Women exposed to low levels of common organic solvents at work are 20 per cent more likely to develop breast cancer, a new study suggests.
The study looked at 1,205 women diagnosed with primary breast cancer between 2009 and 2011 and who were on the Western Australian Cancer Registry. They were matched to 1,789 controls from the electoral roll. Exposure to solvents was determined through telephone interviews. About a third of the women were occupationally exposed to solvents.
“The risk of breast cancer was 20 per cent elevated for women exposed to aliphatic solvents or to aromatic hydrocarbons other than benzene. The risks were lower for those exposed to benzene and chlorinated solvents,” the paper, published in the American Journal of Industrial Medicine, noted.
The authors added the risks, which were not statistically significant, “tended to be higher for breast cancer diagnosed before menopause than post-menopause, for those exposed to benzene, aliphatic and other aromatic solvents and chlorinated solvents.” They say the study suggests that there may be an association between occupational exposure to aliphatic and aromatic solvents and the risk of breast cancer at the low levels of exposure experienced by women in their study.

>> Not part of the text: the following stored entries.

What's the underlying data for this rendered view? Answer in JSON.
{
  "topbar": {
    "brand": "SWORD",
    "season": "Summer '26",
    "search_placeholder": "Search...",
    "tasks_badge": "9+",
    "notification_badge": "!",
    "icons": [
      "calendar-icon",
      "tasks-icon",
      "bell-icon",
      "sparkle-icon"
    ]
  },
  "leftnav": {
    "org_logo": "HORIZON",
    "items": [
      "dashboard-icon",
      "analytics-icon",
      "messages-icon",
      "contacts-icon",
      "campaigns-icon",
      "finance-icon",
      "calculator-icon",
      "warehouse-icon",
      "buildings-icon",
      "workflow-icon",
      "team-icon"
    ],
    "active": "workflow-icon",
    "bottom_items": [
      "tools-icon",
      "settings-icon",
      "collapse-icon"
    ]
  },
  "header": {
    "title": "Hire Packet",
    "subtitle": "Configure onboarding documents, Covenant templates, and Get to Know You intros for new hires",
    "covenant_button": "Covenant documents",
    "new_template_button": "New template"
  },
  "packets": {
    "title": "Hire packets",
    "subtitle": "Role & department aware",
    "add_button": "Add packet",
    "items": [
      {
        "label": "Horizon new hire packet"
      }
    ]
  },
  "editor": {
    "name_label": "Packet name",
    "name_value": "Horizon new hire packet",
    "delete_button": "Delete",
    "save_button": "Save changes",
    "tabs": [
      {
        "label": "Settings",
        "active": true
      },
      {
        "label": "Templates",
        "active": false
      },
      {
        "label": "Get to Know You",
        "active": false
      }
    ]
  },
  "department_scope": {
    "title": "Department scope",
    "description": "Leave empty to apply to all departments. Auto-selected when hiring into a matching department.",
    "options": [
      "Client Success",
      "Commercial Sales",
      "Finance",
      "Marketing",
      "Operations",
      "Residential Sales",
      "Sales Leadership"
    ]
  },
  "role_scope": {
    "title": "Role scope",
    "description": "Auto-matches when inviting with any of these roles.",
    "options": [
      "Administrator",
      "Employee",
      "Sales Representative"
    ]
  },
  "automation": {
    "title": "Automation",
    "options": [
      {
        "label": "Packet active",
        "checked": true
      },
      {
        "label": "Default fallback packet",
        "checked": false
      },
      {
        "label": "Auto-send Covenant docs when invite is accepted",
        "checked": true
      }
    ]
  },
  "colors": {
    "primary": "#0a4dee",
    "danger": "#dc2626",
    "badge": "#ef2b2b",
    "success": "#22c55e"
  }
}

The authors note: “Our findings are consistent with previous reports of an elevated risk of breast cancer associated with occupations where exposure to solvents is likely.”
- DC Glass, J Heyworth, AK Thomson, S Peters, C Saunders and L Fritschi. Occupational exposure to solvents and risk of breast cancer, American Journal of Industrial Medicine, published online ahead of print, 26 May 2015. doi: 10.1002/ajim.22478.